Why did you decide to enter the awards?
The Sign and Digital UK Awards is one of the industry's most prestigious competitions and it's always nice to receive recognition for doing a good job, especially from your peers. Winning an award would be a testament to the hard work of our staff and hopefully instil an even greater sense of pride. It feels good to able to say you're an award-winning business or a member of an award-winning team. As a business it also helps you to stand out from the crowd and gives potential clients confidence in your abilities and the standard of service you provide.
What are you looking forward to seeing at Sign and Digital UK?
It's always a good opportunity to catch up with contacts whom we don't see on a regular basis. This year we're looking for all types of digital print media for our new HP L26500.
What have been Allen Signs's biggest achievements?
In 2010 Allen Signs celebrated its 45th anniversary which was a significant milestone for us, especially given the current economic climate. In fact we have managed to withstand three recessions and keep growing. My father and mother set up the business in 1965 and I joined the company upon leaving school in 1985. My wife and I took over the running of the business in 2008 and have continued to invest in both people and technology. We recently purchased an HP 26500 latex printer which will enable us to streamline the production of vehicle wraps and increase our output whilst also continuing to improve the quality of our print.
Many of our staff and clients have been with the company since the early days, which is an achievement these days. The sign industry is becoming increasingly competitive and there are a lot of big players out there so I feel proud to say we've been working for some clients for 45 years.

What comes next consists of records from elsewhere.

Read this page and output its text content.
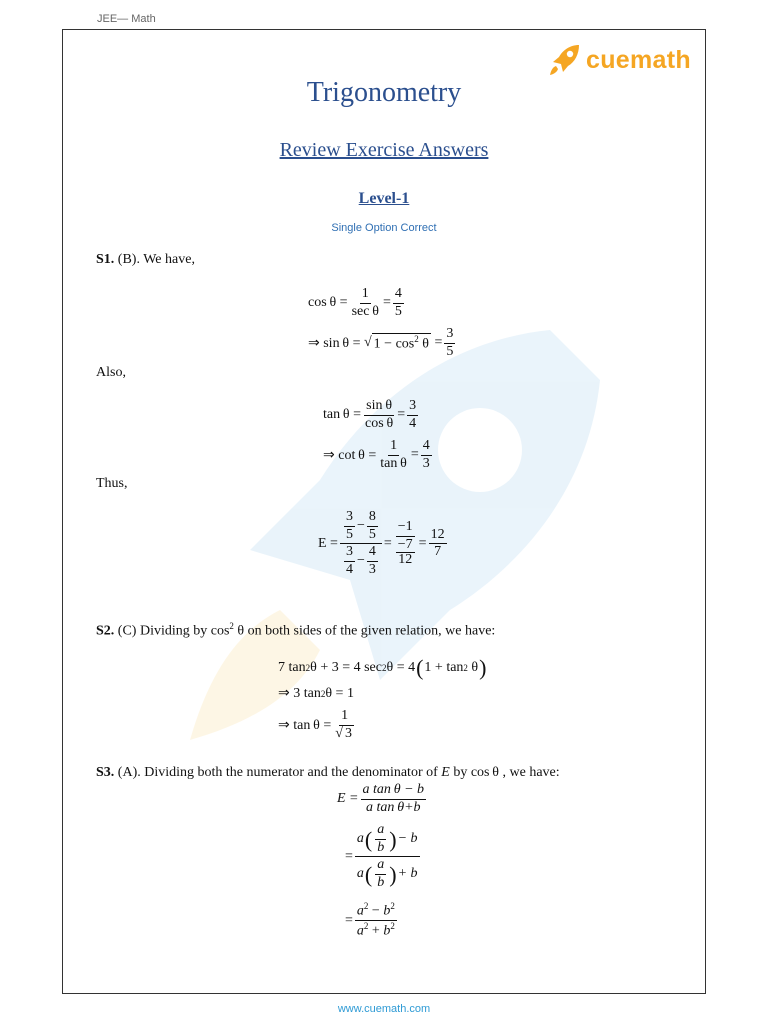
JEE— Math
cuemath
Trigonometry
Review Exercise Answers
Level-1
Single Option Correct
S1. (B). We have,
cos θ =
1
sec θ
= $\frac{4}{5}$
⇒ sin θ = √ $1 - \cos^2 \theta$
= $\frac{3}{5}$
Also,
$\tan \theta = \frac{\text{sin θ}}{\text{cos θ}} = \frac{3}{4}$
⇒ $\cot \theta = \frac{1}{\text{tan θ}} = \frac{4}{3}$
Thus,
E = 3
5
− $\frac{8}{5}$
3
4
− $\frac{4}{3} = -1$
−7
$12 = \frac{12}{7}$
S2. (C) Dividing by $\cos^2 \theta$ on both sides of the given relation, we have:
7 tan 2 θ + 3 = 4 sec 2 θ = 4 ( 1 + tan 2
θ )
⇒ 3 tan 2 θ = 1
⇒ $\tan \theta = \frac{1}{√ 3}$
S3. (A). Dividing both the numerator and the denominator of E by cos θ , we have:
$E = \frac{\text{a tan θ − b}}{\text{a tan θ+b}}$
= a ( a
b ) − b
a ( a
b ) + b
= $\frac{a^2 - b^2}{a^2 + b^2}$
www.cuemath.com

What are your opinions on the signage industry? What changes would you like to see?
The signage industry continues to be a competitive environment to work in and at our level the opportunities to grow are few and far between. With competition comes the challenge of maintaining standards and profitability and this can sometimes be a difficult line to walk. However, providing high standards of customer service is more important to us than offering the cheapest price.
With the vast array of new products and equipment that is continually becoming available it's sometimes evident that suppliers are finding it difficult to keep up in terms of knowledge and experience. Assumptions are being made about performance and characteristics based on a brochure or a manufacturer's conference without any practical experience; as the industry goes forward training and product experience from suppliers will be key. With there being so many places to purchase what is in effect the same product, picking the right supplier is essential both for us as a sign company and for the manufacturers themselves.
I also believe that more companies, large and small, joining organisations such as the BSGA will help the industry have a stronger voice with legislators, giving us a chance to be involved in the implementation and content of the ever increasing burden of regulation that our industry faces.